One of the film’s nice surprises is seeing Dewitt acting with real-life husband Ron Livingston who makes a brief appearance at the end as her ex-husband Adrian, delivering one of the film’s more dramatic scenes. “If anything I was really surprised when she said, ‘You know, I think I’m going to ask Ron to play Adrian’ and I was like ‘Really?’ I guess she had a conversation with him at Sundance and I think he was so different from her perception of him from watching him in movie that there’s a quality she wanted in the movie and in that character. I’m not sure why but real-life couples are a little weirdy to act together—there’s some bias there that you don’t think the audience wants to see that—so I was like ‘I don’t know, but let me see what he says.’ We had so much fun. They were kind of low easy scenes and I’m glad we did it.”

Those used to the humor in Shelton’s previous films might be surprised how this one weighs a bit more towards the dramatic side so we asked both actors their impressions on whether they considered it a comedy.

Pais went first, saying, “I think it is a comedy but the comedy is just so unbelievably subtle that it’s one of the things that makes the movie really unusual. I think on some level my character is hysterical but it’s not played in a way that you would think of as a comedy. I think there’s a lot of humor in this but it’s like the humor of everyday life. It’s the humor of what happens when you take the most uptight person you could imagine and give them the power to suddenly heal people? Or that same uptight character and they take ecstasy?”

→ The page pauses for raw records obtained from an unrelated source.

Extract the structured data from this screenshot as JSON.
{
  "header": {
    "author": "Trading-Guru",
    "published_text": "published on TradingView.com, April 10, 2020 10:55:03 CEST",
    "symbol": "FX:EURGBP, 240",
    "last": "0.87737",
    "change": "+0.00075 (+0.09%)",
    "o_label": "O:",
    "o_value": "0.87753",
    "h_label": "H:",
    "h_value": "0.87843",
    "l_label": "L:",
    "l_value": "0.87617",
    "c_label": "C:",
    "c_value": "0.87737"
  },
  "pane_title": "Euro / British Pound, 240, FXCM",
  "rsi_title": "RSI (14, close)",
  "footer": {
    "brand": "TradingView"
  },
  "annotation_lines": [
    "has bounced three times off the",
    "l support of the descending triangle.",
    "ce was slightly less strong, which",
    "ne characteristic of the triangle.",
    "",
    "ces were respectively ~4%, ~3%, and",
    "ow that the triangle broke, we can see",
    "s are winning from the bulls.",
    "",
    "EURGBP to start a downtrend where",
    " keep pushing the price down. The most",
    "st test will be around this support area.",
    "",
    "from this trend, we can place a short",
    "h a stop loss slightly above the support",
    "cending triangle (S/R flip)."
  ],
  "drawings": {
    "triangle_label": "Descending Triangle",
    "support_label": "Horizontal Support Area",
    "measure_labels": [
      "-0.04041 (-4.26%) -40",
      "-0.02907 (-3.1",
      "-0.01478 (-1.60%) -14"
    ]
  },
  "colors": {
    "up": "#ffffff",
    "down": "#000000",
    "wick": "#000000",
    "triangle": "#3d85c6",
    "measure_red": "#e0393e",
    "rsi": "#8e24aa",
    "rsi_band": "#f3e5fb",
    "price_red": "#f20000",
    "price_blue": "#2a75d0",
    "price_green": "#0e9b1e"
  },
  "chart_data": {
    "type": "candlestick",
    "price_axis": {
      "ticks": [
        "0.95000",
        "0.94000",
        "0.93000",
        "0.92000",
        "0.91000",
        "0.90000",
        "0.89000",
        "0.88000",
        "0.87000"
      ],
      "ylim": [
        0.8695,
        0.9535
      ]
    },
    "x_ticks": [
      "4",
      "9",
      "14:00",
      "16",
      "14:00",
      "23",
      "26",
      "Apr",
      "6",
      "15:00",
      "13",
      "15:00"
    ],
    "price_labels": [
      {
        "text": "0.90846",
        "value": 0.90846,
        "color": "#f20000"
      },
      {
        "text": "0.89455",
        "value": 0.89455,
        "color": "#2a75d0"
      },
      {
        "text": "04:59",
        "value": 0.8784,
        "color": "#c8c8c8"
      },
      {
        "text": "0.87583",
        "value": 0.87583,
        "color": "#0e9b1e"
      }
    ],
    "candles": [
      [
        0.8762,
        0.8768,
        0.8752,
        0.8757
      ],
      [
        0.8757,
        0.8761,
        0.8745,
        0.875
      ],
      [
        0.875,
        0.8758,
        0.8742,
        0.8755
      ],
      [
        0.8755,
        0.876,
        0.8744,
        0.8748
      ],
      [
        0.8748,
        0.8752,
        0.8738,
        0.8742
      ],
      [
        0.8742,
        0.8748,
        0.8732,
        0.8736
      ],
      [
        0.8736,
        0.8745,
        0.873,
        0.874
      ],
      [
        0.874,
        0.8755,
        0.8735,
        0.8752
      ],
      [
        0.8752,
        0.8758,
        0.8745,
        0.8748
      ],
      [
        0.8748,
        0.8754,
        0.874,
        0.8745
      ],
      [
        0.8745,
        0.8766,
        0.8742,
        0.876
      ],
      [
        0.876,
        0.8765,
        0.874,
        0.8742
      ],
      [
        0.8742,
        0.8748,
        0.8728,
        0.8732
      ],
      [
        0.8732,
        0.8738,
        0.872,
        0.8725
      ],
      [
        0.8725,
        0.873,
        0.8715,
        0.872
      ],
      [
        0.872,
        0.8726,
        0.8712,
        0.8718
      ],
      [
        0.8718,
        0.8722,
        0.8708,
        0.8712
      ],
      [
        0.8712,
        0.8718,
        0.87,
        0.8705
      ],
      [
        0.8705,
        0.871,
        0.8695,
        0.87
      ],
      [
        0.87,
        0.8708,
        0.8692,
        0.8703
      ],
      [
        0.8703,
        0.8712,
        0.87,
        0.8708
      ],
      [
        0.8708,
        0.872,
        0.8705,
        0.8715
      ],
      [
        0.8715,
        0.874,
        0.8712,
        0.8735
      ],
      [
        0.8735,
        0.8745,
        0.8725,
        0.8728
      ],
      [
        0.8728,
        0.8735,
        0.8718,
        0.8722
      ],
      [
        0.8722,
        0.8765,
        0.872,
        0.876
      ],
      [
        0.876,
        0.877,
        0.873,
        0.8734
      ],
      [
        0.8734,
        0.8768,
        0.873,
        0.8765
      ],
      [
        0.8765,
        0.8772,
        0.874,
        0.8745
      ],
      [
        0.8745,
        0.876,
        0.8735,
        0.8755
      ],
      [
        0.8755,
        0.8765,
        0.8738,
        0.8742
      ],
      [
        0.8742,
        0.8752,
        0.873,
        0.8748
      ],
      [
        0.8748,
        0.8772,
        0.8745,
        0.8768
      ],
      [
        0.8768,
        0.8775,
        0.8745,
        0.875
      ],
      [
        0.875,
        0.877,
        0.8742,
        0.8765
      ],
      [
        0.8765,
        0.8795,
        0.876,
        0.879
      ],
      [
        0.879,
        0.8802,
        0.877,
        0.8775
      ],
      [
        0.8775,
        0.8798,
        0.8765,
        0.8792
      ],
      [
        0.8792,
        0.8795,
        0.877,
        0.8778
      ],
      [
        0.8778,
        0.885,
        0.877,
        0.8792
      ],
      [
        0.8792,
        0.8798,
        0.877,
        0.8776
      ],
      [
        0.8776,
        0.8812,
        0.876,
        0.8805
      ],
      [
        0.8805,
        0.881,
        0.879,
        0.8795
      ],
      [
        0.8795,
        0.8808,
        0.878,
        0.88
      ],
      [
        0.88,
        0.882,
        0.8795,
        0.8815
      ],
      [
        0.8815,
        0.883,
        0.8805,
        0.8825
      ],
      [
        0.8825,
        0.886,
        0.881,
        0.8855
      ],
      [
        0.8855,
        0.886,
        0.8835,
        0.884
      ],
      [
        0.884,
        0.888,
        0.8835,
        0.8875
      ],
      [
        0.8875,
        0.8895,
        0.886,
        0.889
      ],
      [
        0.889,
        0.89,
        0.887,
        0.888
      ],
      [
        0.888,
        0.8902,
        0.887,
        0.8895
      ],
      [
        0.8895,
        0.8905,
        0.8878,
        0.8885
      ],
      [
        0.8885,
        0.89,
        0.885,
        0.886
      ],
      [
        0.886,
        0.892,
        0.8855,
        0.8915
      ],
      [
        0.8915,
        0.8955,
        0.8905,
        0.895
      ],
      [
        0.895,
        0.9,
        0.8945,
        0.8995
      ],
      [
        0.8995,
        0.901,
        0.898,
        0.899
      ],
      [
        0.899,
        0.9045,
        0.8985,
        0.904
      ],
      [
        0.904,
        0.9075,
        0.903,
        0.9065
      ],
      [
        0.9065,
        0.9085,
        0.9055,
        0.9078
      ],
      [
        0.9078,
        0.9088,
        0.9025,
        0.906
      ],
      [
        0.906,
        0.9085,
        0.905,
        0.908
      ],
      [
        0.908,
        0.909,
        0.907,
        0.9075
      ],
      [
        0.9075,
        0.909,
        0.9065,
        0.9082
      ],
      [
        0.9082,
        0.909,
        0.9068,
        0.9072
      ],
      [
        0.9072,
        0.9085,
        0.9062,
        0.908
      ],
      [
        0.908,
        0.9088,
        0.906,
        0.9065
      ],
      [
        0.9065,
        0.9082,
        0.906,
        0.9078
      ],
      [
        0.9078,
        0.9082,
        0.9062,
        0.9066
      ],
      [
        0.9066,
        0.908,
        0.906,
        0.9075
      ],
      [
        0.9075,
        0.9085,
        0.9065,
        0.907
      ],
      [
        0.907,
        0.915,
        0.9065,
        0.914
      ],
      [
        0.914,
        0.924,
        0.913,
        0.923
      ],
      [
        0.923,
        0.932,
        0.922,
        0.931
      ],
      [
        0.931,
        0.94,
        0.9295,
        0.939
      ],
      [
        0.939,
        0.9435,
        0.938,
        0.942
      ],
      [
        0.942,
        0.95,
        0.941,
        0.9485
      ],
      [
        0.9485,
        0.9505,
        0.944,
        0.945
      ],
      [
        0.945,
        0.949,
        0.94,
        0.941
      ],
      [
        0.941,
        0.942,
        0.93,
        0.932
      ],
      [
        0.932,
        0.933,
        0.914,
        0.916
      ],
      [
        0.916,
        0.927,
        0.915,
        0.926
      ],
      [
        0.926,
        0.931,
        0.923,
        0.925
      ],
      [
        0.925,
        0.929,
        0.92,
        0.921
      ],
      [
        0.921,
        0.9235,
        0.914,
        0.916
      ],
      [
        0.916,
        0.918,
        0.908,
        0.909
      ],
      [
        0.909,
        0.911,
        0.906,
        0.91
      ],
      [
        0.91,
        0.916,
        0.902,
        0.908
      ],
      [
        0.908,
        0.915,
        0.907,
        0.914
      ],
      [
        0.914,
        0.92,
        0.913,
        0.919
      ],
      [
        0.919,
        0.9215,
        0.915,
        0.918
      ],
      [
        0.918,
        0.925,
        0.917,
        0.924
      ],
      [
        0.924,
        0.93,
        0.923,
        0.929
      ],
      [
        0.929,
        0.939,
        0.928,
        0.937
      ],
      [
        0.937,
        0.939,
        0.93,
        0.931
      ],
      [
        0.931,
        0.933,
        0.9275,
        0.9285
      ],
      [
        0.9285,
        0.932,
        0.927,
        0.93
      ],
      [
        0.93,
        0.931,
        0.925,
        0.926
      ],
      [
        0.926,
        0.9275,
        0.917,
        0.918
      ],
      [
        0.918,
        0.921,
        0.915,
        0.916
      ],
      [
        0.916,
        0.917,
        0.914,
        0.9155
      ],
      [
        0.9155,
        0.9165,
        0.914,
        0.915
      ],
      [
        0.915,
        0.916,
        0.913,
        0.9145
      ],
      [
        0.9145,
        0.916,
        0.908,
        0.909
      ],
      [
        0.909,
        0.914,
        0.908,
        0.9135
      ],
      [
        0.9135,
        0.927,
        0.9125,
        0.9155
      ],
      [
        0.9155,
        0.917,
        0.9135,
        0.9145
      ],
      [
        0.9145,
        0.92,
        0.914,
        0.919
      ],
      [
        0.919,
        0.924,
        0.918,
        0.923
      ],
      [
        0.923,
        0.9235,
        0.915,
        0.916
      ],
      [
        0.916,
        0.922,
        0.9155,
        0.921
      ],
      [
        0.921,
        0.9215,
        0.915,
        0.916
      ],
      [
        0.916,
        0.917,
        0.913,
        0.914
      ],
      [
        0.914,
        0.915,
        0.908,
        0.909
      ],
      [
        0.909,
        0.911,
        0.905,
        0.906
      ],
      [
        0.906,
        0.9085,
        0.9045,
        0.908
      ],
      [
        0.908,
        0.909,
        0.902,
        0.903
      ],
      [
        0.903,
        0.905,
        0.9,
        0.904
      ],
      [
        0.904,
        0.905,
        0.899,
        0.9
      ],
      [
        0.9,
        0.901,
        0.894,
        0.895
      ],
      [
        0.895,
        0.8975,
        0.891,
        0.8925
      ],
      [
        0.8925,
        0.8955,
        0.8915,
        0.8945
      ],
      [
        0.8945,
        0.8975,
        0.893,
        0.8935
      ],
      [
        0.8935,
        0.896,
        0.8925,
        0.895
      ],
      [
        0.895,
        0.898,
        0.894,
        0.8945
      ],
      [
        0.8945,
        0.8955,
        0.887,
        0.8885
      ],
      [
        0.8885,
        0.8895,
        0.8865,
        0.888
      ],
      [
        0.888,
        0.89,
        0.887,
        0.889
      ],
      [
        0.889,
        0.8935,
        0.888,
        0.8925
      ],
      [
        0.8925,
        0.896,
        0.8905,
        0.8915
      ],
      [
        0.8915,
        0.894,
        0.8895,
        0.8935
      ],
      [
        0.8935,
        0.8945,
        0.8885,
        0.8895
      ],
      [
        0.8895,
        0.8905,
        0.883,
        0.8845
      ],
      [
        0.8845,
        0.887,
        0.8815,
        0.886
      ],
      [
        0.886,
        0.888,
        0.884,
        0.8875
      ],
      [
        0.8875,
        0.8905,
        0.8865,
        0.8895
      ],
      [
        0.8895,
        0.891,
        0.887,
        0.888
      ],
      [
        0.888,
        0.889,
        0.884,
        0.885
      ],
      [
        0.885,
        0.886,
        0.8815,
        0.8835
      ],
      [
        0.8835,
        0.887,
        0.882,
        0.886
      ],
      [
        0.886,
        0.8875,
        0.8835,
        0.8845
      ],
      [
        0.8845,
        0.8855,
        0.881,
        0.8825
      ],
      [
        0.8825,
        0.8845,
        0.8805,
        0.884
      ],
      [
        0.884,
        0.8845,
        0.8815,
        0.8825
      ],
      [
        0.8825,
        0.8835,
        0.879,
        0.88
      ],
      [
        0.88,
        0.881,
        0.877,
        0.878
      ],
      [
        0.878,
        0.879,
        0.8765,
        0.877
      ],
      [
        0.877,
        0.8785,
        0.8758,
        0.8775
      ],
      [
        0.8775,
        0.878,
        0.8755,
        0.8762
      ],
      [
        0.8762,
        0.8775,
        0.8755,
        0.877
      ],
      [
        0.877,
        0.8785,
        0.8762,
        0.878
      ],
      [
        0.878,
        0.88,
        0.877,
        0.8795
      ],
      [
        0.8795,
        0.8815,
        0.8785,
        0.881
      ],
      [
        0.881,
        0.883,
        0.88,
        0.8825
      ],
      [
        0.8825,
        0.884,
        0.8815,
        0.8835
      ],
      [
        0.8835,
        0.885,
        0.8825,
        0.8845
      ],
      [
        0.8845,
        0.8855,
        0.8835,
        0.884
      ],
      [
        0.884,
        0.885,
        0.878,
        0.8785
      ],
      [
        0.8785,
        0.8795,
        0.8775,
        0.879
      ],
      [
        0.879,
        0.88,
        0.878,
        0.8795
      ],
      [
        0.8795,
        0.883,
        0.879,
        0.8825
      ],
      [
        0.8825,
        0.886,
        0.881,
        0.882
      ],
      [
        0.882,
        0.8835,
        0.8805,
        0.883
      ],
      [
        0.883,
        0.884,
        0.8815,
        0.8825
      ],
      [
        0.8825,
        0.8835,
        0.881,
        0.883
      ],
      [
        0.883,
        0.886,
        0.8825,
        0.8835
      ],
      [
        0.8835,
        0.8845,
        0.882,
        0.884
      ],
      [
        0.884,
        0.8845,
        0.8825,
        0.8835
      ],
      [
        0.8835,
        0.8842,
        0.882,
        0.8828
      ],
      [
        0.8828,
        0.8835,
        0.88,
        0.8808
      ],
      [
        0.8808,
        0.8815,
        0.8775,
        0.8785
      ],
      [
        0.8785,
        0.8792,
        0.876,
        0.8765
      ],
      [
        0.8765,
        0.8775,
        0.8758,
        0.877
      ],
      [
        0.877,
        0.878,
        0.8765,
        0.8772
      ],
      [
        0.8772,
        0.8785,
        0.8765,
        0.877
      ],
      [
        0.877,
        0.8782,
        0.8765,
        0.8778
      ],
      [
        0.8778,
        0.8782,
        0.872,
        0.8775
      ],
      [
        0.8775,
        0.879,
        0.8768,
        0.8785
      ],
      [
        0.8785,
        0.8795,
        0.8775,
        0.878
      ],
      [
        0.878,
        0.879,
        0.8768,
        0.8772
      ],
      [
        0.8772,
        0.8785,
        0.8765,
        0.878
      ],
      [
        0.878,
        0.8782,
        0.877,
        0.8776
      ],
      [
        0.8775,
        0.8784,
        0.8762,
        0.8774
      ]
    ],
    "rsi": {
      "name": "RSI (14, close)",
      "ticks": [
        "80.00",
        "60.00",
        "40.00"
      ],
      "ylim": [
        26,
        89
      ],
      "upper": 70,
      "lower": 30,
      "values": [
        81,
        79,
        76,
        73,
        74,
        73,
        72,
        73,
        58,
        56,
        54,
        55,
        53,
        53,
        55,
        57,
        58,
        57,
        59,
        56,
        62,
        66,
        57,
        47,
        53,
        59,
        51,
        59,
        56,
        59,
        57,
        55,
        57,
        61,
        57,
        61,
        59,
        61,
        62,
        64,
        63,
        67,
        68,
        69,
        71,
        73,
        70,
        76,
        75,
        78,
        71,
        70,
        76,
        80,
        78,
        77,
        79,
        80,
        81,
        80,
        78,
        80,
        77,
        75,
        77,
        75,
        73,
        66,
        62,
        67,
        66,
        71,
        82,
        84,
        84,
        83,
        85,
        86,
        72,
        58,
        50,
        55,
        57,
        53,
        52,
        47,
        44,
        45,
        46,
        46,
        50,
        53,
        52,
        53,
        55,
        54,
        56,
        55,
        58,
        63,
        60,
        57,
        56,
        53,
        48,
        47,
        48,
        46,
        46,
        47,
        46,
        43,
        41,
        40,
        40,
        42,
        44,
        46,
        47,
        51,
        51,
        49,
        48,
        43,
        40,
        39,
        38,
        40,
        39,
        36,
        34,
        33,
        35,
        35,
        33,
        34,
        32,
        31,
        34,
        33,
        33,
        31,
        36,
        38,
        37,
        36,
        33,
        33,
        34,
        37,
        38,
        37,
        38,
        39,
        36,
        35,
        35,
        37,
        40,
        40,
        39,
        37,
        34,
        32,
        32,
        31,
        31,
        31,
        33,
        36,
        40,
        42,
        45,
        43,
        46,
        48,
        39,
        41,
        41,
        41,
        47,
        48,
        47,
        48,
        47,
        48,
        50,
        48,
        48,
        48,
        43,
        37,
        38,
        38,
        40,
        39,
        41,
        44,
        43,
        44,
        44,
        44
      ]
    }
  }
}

“It is a much more subdued and serious piece,” Dewitt agreed. “Here’s the weird thing. I thought ‘Your Sister’s Sister’ was a drama. When we were shooting it, it all felt so serious. I was aware how funny Mark Duplass is in general but the thing I love about working with Lynn is that it’s always very honest and truthful even if the premise is a little wacky. Then I watched ‘Your Sister’s Sister’ with a Sundance audience and I could not believe the laughs it was getting—I was truly surprised. So if anything, ‘Touchy Feely’ is more what I thought ‘Your Sister’s Sister’ was but I think we never know the movies we’re in. The audience is such a crucial part of what we do.”

Touchy Feely has been playing on VOD for the last few weeks and it opens in New York and Portland on Friday, September 6, and then in Seattle and Los Angeles on September 13. You can find out where else it will be playing at the Official Magnolia Site.